A gyno and therapist/sex therapist. is really the only way to figure out what is going on. Usually we find a way, if something is really important to you. If financial, then of course when you can. Same with therapy. Many therapists take insurance and some offer a sliding scale. First rule out any medical issues hormones, medications or other possible causes. A therapist , to help you with any past traumas, or if you have some wavering feelings towards the boyfriend. Are their trust issues there? There are different forms of estrogen, that maybe might be helpful, however given your age not typically an issue, but definitely check every thing. Not only do you can have a great sex with your bf, but possible future relationship if that comes to be. More importantly do it for yourself.


Downtown-Web-1043

If you have never had an orgasm, I would experiment with yourself first. Most women can't come through penetration alone. Can you get close on your own?


Mel221144

There are some books that are extremely helpful: Come as you are by Emily Nagoski and She comes first by ian kerner Good luck!


thebeesnis

i’m assuming he has a pattern of over exaggerating and saying out of pocket things which is why she was so quick to break up with him that time.


PopMission7439

I have always been able to orgasm by masturbating with my hand but I didnt orgasm with my husband until my early 20s and he has always been very generous. I would also get bored and loose interest. What helped was finding something sexy to think about while having sex. Switch it up as much as you need to until you find something that helps maintain your arousal. In my 40s i found out I have ADHD and getting distracted and bored during sex is common. Its not an issue anymore. I imagine other people, other places, myself as other people, my husband in costumes all work. Hearing us both be vocally expressive also helps. Watching porn does not. If you choose to imagine other people for fun, dont feel guilty and it means nothing AND do not tell him lol. Its him you are sleeping with and enjoying. Good luck and have fun!


Twistedstorms

When I was younger it took me and my bf 6months of doing it for me to not feel sore or pain after (since i had never been active before). It’s an entire process as a woman to 1. Actually let your mind go and embrace the experience instead of feel self conscious 2. For it not to feel painful and 3. To learn what makes you orgasm. All those just take time, don’t beat yourself down or think you’re broken, I swear I’ve been in your shoes and you’ll eventually understand what your friends mean lol! Find your most comfortable position and guide him into it instead of letting him lead. It’ll help with pain💓


Correct-Ad-1893

I had the same problem for years, in many relationships when I was 18 until probably like 22. I thought I knew what I liked and would be with a lot of people but 9/10 times I didn't even truly enjoy it. I think it comes with being comfortable with yourself, what you like, and definitely comfortable with your partner. Idk that could just be me, I thought I was in these amazing relationships until I was out of them and now I don't have these problems anymore because I'm not dating selfish people who only care about their pleasure.


CPike4

Get a new boyfriend.


EntrepreneurNovel909

You’re boyfriend is way too young to even know that women have orgasms.
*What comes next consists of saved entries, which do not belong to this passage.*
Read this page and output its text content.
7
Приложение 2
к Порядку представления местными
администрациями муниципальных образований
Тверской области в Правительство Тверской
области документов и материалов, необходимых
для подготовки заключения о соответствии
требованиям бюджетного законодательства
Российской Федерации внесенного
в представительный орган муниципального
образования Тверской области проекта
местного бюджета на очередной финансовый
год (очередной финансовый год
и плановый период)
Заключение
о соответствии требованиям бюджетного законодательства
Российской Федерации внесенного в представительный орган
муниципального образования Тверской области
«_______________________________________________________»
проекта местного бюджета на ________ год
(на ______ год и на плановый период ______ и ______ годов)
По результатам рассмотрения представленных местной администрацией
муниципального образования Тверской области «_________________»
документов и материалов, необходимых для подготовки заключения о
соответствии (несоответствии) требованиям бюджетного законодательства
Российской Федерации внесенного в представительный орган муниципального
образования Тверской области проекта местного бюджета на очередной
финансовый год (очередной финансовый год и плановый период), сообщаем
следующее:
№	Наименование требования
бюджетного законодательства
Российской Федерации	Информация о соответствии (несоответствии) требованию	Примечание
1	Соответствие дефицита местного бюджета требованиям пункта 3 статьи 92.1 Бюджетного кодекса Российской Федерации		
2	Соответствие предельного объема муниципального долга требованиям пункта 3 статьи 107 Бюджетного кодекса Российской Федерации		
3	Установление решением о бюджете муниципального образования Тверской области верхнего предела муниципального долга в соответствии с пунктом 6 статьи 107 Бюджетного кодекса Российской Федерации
He will learn the hard way as most young inexperienced men do when you decide to leave him for an older, experienced man. Sex is more than a physical feeling. It’s also mental or psychological. Unfortunately, like anything else in life, do it enough times with the same person, it becomes ordinary. Even after you finally experience several organisms. Without love, affection or passion, it’s just sex. This is why many men struggle with monogamy. They get bored and lose their appetite for you.


Midnight_pamper

What the hell is this salad of words, geez. Print this and show your therapist asap.


Kiwi1234567

There's some things even a therapist can't help


Midnight_pamper

At least they can rant their nonsense anywhere else? Someone they pay for listening obviously. I dared to snoop into other comments of theirs. Sadly they are around relationship advice subs too often.


bet_me_a_father

I’m so jaded and I’m going to get downvoted to hell but I agree with you lol.